Interview
“データサイエンス”は
広い世界に飛び出すための鍵
一橋大学 ソーシャル・データサイエンス研究科 教授
ソーシャル・データサイエンス学部 教授
小町 守 先生
人間が操る言語を
自然言語処理の側面から捉える
計算言語学・自然言語処理と呼ばれる学際的な領域で、「言語を理解する・産み出すとはどういうことか」の探究や、そのような処理をするシステムを実装する研究を行っています。探究する側面から見ると計算言語学と呼ばれ、開発する側面から見ると自然言語処理と呼ばれます。この中でも特に自然言語処理の言語教育・言語学習への応用(文法誤り訂正やライティング能力の自動推定)や、深層学習による機械翻訳(データが少ない言語の翻訳や画像情報を用いた翻訳)といったアプリケーション寄りの応用研究と、構文解析(文法構造の解析)や意味解析(意味の曖昧性を解決したり、省略されている単語が何かを推定したり)のような基盤技術寄りの基礎研究の両方に取り組んでいます。特に最近は人間がどのような文章を「良い文章」だと判断するのか、という言語評価の研究に継続して取り組んでいます。
文系の研究対象だと思っていた「言語」
自分がやりたい研究は理系だった
元々学部生のときは言語や哲学に興味があり、文学部に進学しようと思って大学に入りましたが、学部1年生のときにコンピュータに初めて本格的に触れて、コンピュータの楽しさにのめり込みました。その後、理学部情報科学科に進学しようと思って問い合わせたのですが、数学や実験の単位が足りないということで叶わず、学際的な学問のできる教養学部に進学しました。大学に入学する前の知識では、自分のやりたいことが文系ではなく理工系にあるとは思っていなかったのです。

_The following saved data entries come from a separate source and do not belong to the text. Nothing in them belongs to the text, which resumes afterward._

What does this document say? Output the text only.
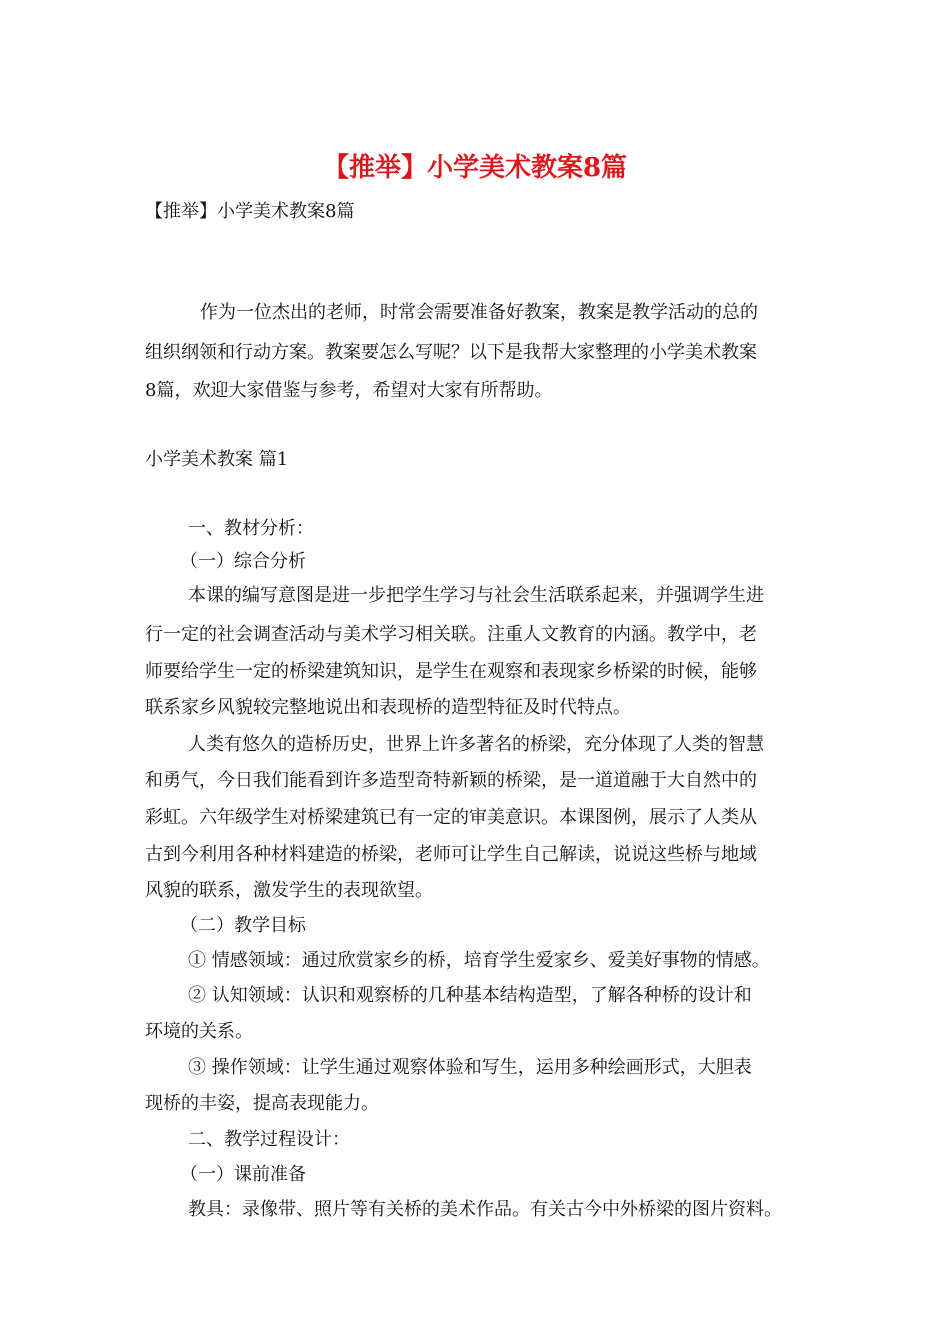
【推举】小学美术教案8篇
【推举】小学美术教案8篇
作为一位杰出的老师，时常会需要准备好教案，教案是教学活动的总的
组织纲领和行动方案。教案要怎么写呢？以下是我帮大家整理的小学美术教案
8篇，欢迎大家借鉴与参考，希望对大家有所帮助。
小学美术教案 篇1
一、教材分析：
（一）综合分析
本课的编写意图是进一步把学生学习与社会生活联系起来，并强调学生进
行一定的社会调查活动与美术学习相关联。注重人文教育的内涵。教学中，老
师要给学生一定的桥梁建筑知识，是学生在观察和表现家乡桥梁的时候，能够
联系家乡风貌较完整地说出和表现桥的造型特征及时代特点。
人类有悠久的造桥历史，世界上许多著名的桥梁，充分体现了人类的智慧
和勇气，今日我们能看到许多造型奇特新颖的桥梁，是一道道融于大自然中的
彩虹。六年级学生对桥梁建筑已有一定的审美意识。本课图例，展示了人类从
古到今利用各种材料建造的桥梁，老师可让学生自己解读，说说这些桥与地域
风貌的联系，激发学生的表现欲望。
（二）教学目标
① 情感领域：通过欣赏家乡的桥，培育学生爱家乡、爱美好事物的情感。
② 认知领域：认识和观察桥的几种基本结构造型，了解各种桥的设计和
环境的关系。
③ 操作领域：让学生通过观察体验和写生，运用多种绘画形式，大胆表
现桥的丰姿，提高表现能力。
二、教学过程设计：
（一）课前准备
教具：录像带、照片等有关桥的美术作品。有关古今中外桥梁的图片资料。
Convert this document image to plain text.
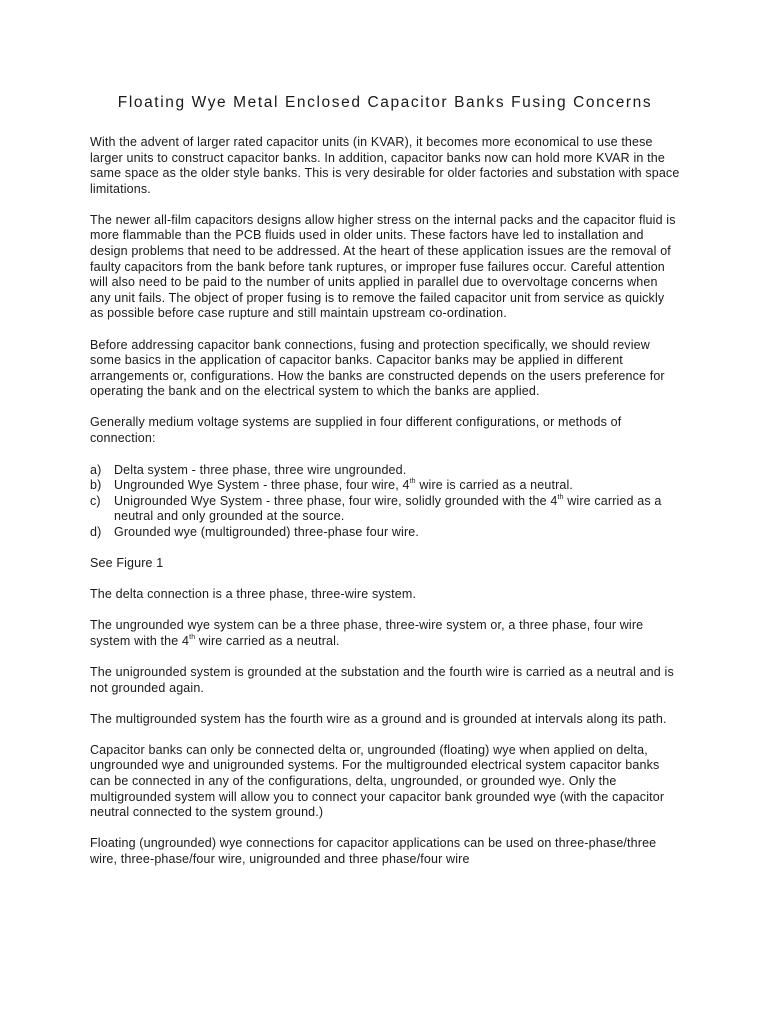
Floating Wye Metal Enclosed Capacitor Banks Fusing Concerns

With the advent of larger rated capacitor units (in KVAR), it becomes more economical to use these larger units to construct capacitor banks. In addition, capacitor banks now can hold more KVAR in the same space as the older style banks. This is very desirable for older factories and substation with space limitations.

The newer all-film capacitors designs allow higher stress on the internal packs and the capacitor fluid is more flammable than the PCB fluids used in older units. These factors have led to installation and design problems that need to be addressed. At the heart of these application issues are the removal of faulty capacitors from the bank before tank ruptures, or improper fuse failures occur. Careful attention will also need to be paid to the number of units applied in parallel due to overvoltage concerns when any unit fails. The object of proper fusing is to remove the failed capacitor unit from service as quickly as possible before case rupture and still maintain upstream co-ordination.

Before addressing capacitor bank connections, fusing and protection specifically, we should review some basics in the application of capacitor banks. Capacitor banks may be applied in different arrangements or, configurations. How the banks are constructed depends on the users preference for operating the bank and on the electrical system to which the banks are applied.

Generally medium voltage systems are supplied in four different configurations, or methods of connection:

a) Delta system - three phase, three wire ungrounded.
b) Ungrounded Wye System - three phase, four wire, 4th wire is carried as a neutral.
c) Unigrounded Wye System - three phase, four wire, solidly grounded with the 4th wire carried as a neutral and only grounded at the source.
d) Grounded wye (multigrounded) three-phase four wire.

See Figure 1

The delta connection is a three phase, three-wire system.

The ungrounded wye system can be a three phase, three-wire system or, a three phase, four wire system with the 4th wire carried as a neutral.

The unigrounded system is grounded at the substation and the fourth wire is carried as a neutral and is not grounded again.

The multigrounded system has the fourth wire as a ground and is grounded at intervals along its path.

Capacitor banks can only be connected delta or, ungrounded (floating) wye when applied on delta, ungrounded wye and unigrounded systems. For the multigrounded electrical system capacitor banks can be connected in any of the configurations, delta, ungrounded, or grounded wye. Only the multigrounded system will allow you to connect your capacitor bank grounded wye (with the capacitor neutral connected to the system ground.)

Floating (ungrounded) wye connections for capacitor applications can be used on three-phase/three wire, three-phase/four wire, unigrounded and three phase/four wire
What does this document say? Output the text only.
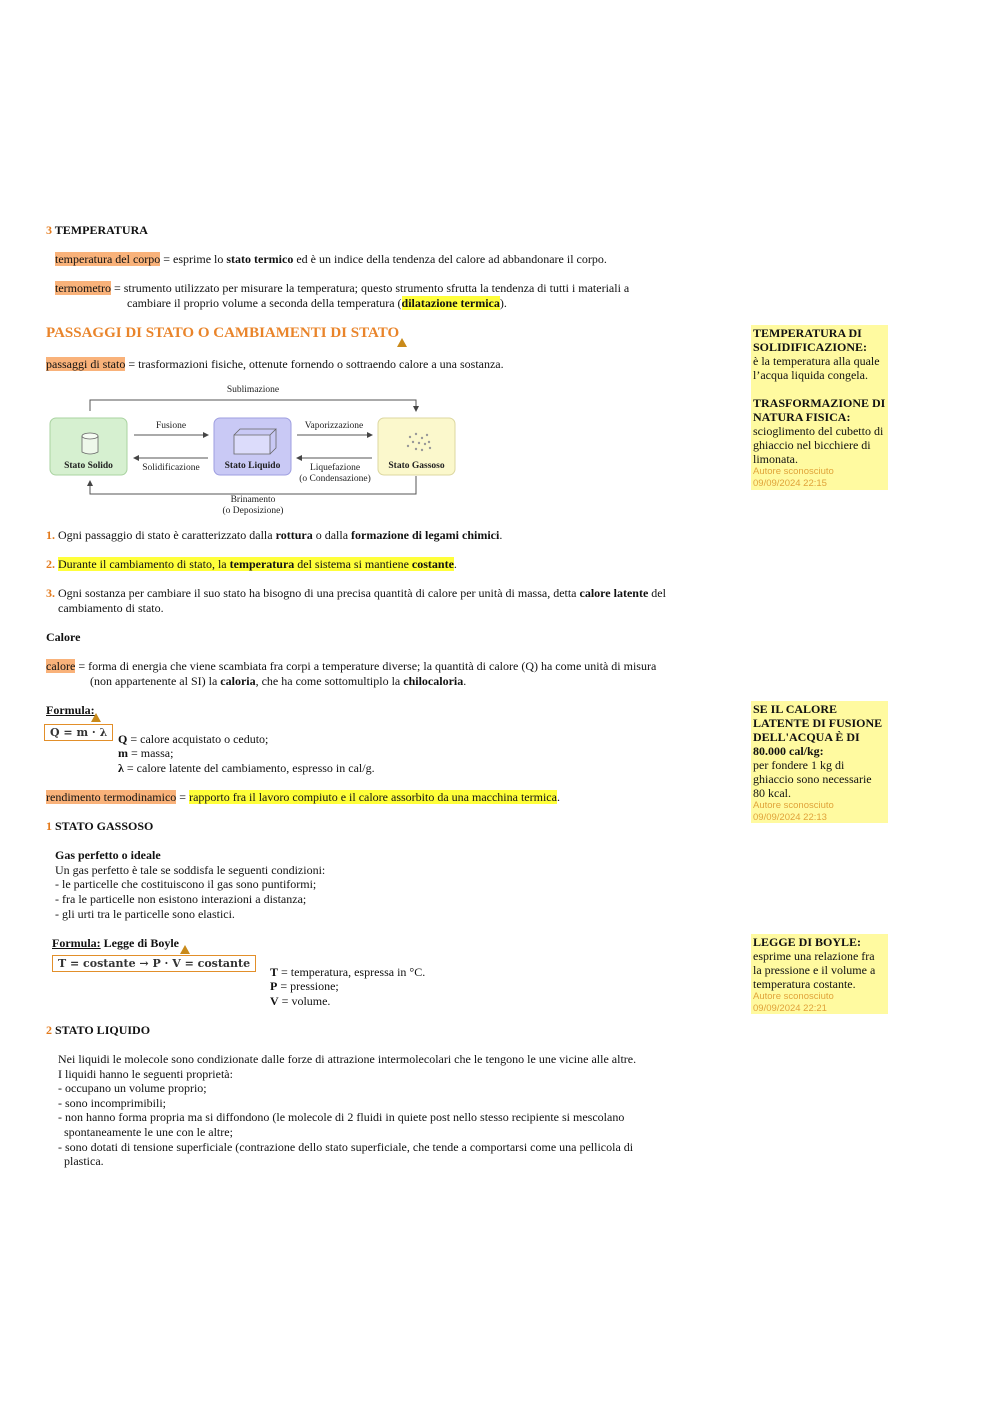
3 TEMPERATURA
temperatura del corpo = esprime lo stato termico ed è un indice della tendenza del calore ad abbandonare il corpo.
termometro = strumento utilizzato per misurare la temperatura; questo strumento sfrutta la tendenza di tutti i materiali a
cambiare il proprio volume a seconda della temperatura (dilatazione termica).
PASSAGGI DI STATO O CAMBIAMENTI DI STATO
passaggi di stato = trasformazioni fisiche, ottenute fornendo o sottraendo calore a una sostanza.
Sublimazione
Brinamento
(o Deposizione)
Stato Solido
Fusione
Solidificazione	Stato Liquido
Vaporizzazione
Liquefazione
(o Condensazione)
Stato Gassoso
1. Ogni passaggio di stato è caratterizzato dalla rottura o dalla formazione di legami chimici.
2. Durante il cambiamento di stato, la temperatura del sistema si mantiene costante.
3. Ogni sostanza per cambiare il suo stato ha bisogno di una precisa quantità di calore per unità di massa, detta calore latente del
cambiamento di stato.
Calore
calore = forma di energia che viene scambiata fra corpi a temperature diverse; la quantità di calore (Q) ha come unità di misura
(non appartenente al SI) la caloria, che ha come sottomultiplo la chilocaloria.
Formula:
Q = m · λ Q = calore acquistato o ceduto;
m = massa;
λ = calore latente del cambiamento, espresso in cal/g.
rendimento termodinamico = rapporto fra il lavoro compiuto e il calore assorbito da una macchina termica.
1 STATO GASSOSO
Gas perfetto o ideale
Un gas perfetto è tale se soddisfa le seguenti condizioni:
- le particelle che costituiscono il gas sono puntiformi;
- fra le particelle non esistono interazioni a distanza;
- gli urti tra le particelle sono elastici.
Formula: Legge di Boyle
T = costante → P · V = costante
T = temperatura, espressa in °C.
P = pressione;
V = volume.
2 STATO LIQUIDO
Nei liquidi le molecole sono condizionate dalle forze di attrazione intermolecolari che le tengono le une vicine alle altre.
I liquidi hanno le seguenti proprietà:
- occupano un volume proprio;
- sono incomprimibili;
- non hanno forma propria ma si diffondono (le molecole di 2 fluidi in quiete post nello stesso recipiente si mescolano
spontaneamente le une con le altre;
- sono dotati di tensione superficiale (contrazione dello stato superficiale, che tende a comportarsi come una pellicola di
plastica.
TEMPERATURA DI SOLIDIFICAZIONE:
è la temperatura alla quale l’acqua liquida congela.
TRASFORMAZIONE DI NATURA FISICA:
scioglimento del cubetto di ghiaccio nel bicchiere di limonata.
Autore sconosciuto
09/09/2024 22:15
SE IL CALORE LATENTE DI FUSIONE DELL'ACQUA È DI 80.000 cal/kg:
per fondere 1 kg di ghiaccio sono necessarie 80 kcal.
Autore sconosciuto
09/09/2024 22:13
LEGGE DI BOYLE:
esprime una relazione fra la pressione e il volume a temperatura costante.
Autore sconosciuto
09/09/2024 22:21
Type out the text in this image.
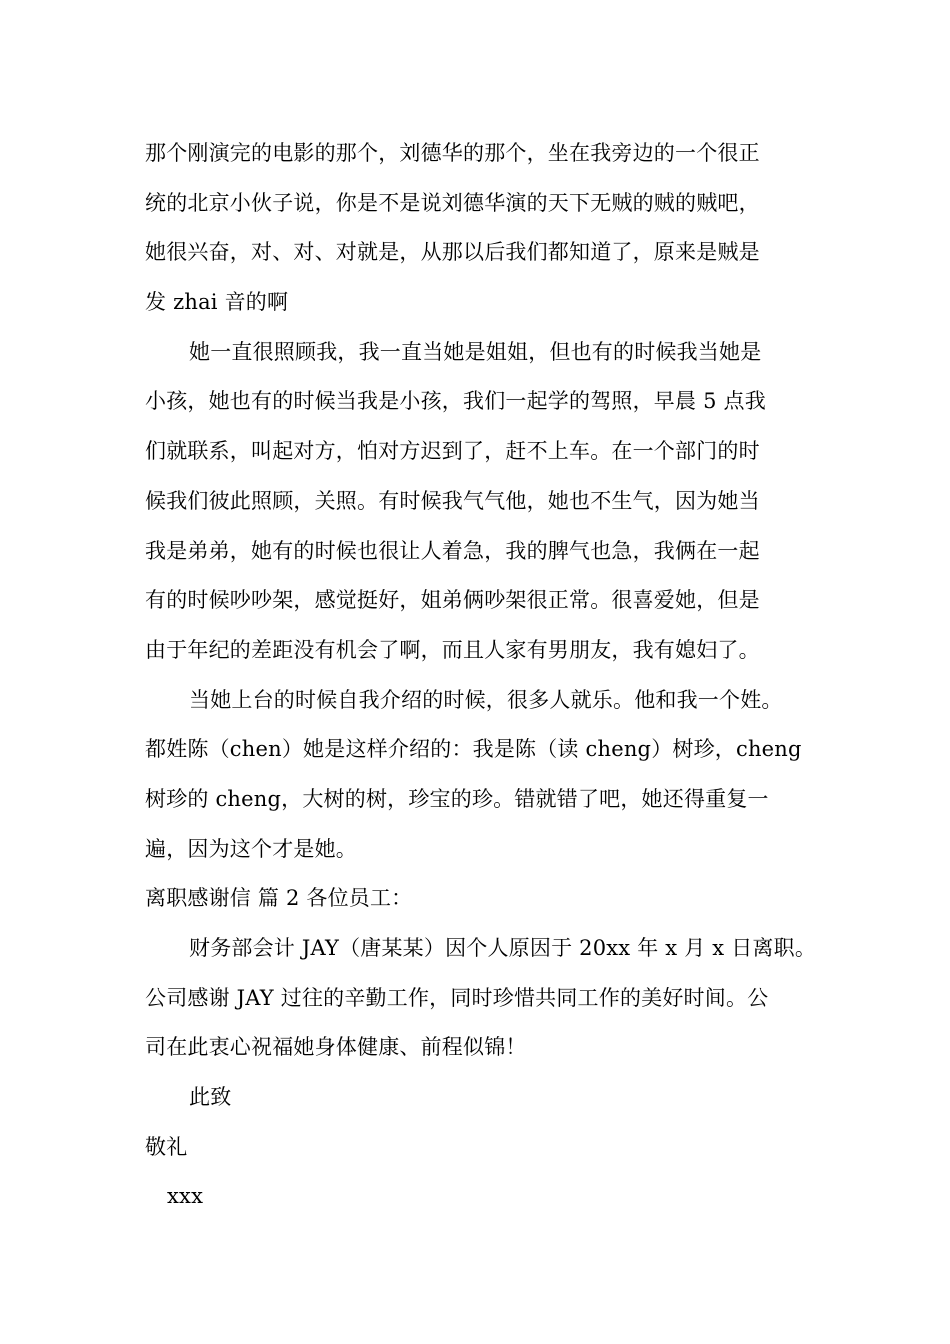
那个刚演完的电影的那个，刘德华的那个，坐在我旁边的一个很正
统的北京小伙子说，你是不是说刘德华演的天下无贼的贼的贼吧，
她很兴奋，对、对、对就是，从那以后我们都知道了，原来是贼是
发 zhai 音的啊
她一直很照顾我，我一直当她是姐姐，但也有的时候我当她是
小孩，她也有的时候当我是小孩，我们一起学的驾照，早晨 5 点我
们就联系，叫起对方，怕对方迟到了，赶不上车。在一个部门的时
候我们彼此照顾，关照。有时候我气气他，她也不生气，因为她当
我是弟弟，她有的时候也很让人着急，我的脾气也急，我俩在一起
有的时候吵吵架，感觉挺好，姐弟俩吵架很正常。很喜爱她，但是
由于年纪的差距没有机会了啊，而且人家有男朋友，我有媳妇了。
当她上台的时候自我介绍的时候，很多人就乐。他和我一个姓。
都姓陈（chen）她是这样介绍的：我是陈（读 cheng）树珍，cheng
树珍的 cheng，大树的树，珍宝的珍。错就错了吧，她还得重复一
遍，因为这个才是她。
离职感谢信 篇 2 各位员工：
财务部会计 JAY（唐某某）因个人原因于 20xx 年 x 月 x 日离职。
公司感谢 JAY 过往的辛勤工作，同时珍惜共同工作的美好时间。公
司在此衷心祝福她身体健康、前程似锦！
此致
敬礼
xxx
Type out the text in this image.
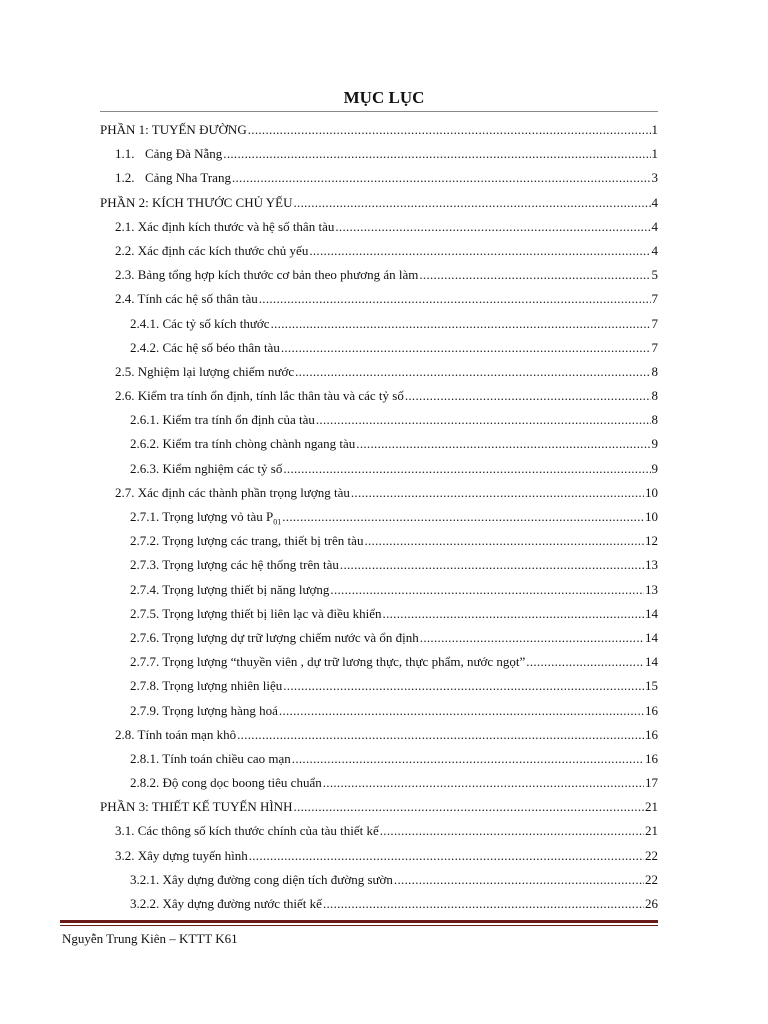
MỤC LỤC
PHẦN 1: TUYẾN ĐƯỜNG .....	1
1.1. Cảng Đà Nẵng .....	1
1.2. Cảng Nha Trang .....	3
PHẦN 2: KÍCH THƯỚC CHỦ YẾU .....	4
2.1. Xác định kích thước và hệ số thân tàu .....	4
2.2. Xác định các kích thước chủ yếu .....	4
2.3. Bảng tổng hợp kích thước cơ bản theo phương án làm .....	5
2.4. Tính các hệ số thân tàu .....	7
2.4.1. Các tỷ số kích thước .....	7
2.4.2. Các hệ số béo thân tàu .....	7
2.5. Nghiệm lại lượng chiếm nước .....	8
2.6. Kiểm tra tính ổn định, tính lắc thân tàu và các tỷ số .....	8
2.6.1. Kiểm tra tính ổn định của tàu .....	8
2.6.2. Kiểm tra tính chòng chành ngang tàu .....	9
2.6.3. Kiểm nghiệm các tỷ số .....	9
2.7. Xác định các thành phần trọng lượng tàu .....	10
2.7.1. Trọng lượng vỏ tàu $P_{01}$ .....	10
2.7.2. Trọng lượng các trang, thiết bị trên tàu .....	12
2.7.3. Trọng lượng các hệ thống trên tàu .....	13
2.7.4. Trọng lượng thiết bị năng lượng .....	13
2.7.5. Trọng lượng thiết bị liên lạc và điều khiển .....	14
2.7.6. Trọng lượng dự trữ lượng chiếm nước và ổn định .....	14
2.7.7. Trọng lượng “thuyền viên , dự trữ lương thực, thực phẩm, nước ngọt” .....	14
2.7.8. Trọng lượng nhiên liệu .....	15
2.7.9. Trọng lượng hàng hoá .....	16
2.8. Tính toán mạn khô .....	16
2.8.1. Tính toán chiều cao mạn .....	16
2.8.2. Độ cong dọc boong tiêu chuẩn .....	17
PHẦN 3: THIẾT KẾ TUYẾN HÌNH .....	21
3.1. Các thông số kích thước chính của tàu thiết kế .....	21
3.2. Xây dựng tuyến hình .....	22
3.2.1. Xây dựng đường cong diện tích đường sườn .....	22
3.2.2. Xây dựng đường nước thiết kế .....	26
Nguyễn Trung Kiên – KTTT K61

結局、コンピュータを使った研究をしたいという気持ちが大きくなり、大学院に進学する段階で理転して、自然言語処理の研究に取り組むことができるようになりました。自然言語処理という分野を知ったのは大学院に進学する直前、国立国語研究所という研究所で、プログラミングのアルバイトをしたことがきっかけです。
最先端の研究に携わる醍醐味
データサイエンスが世の中を変えていく
ウェブ検索や日本語入力、ChatGPTのようにみんなが日常的に使うアプリケーションの裏側で、どのような処理が行われているかを理解し、改善していくことにとてもやりがいを感じます。Appleで働いていたときは、多くの人が使うシステムの開発に携わっているのだということを実感しました。
言語のように一見文系の人が好きそうな対象であっても、数学的に定式化したりプログラミングで処理したりでき、データサイエンスが分かるとものすごく広い世界が開けている、というのが非常におもしろいです。逆に言うと、文系で数学とプログラミングは分からないという人は、言語研究のおもしろさの9割を見逃しているように思います。理論として綺麗で、それが開発としても役立つ知見で、世の中を変えていくような仕事ができる、というのは最先端の研究に携わる醍醐味です。
ソーシャル・データサイエンス学部のような学際的な学部の利点は、自分の好きなことに好きなだけ手を出して勉強できるところです。昔の「読み・書き・そろばん」に当たる現代の基礎学力は「英語・数学・プログラミング」で、ソーシャル・データサイエンス学部はこれらの足腰を鍛えるのに良い環境です。一橋大学は海外への留学も盛んで、逆に世界中から留学生が一橋大学に学びに来ています。一緒に世界をリードする研究や開発をしていきましょう。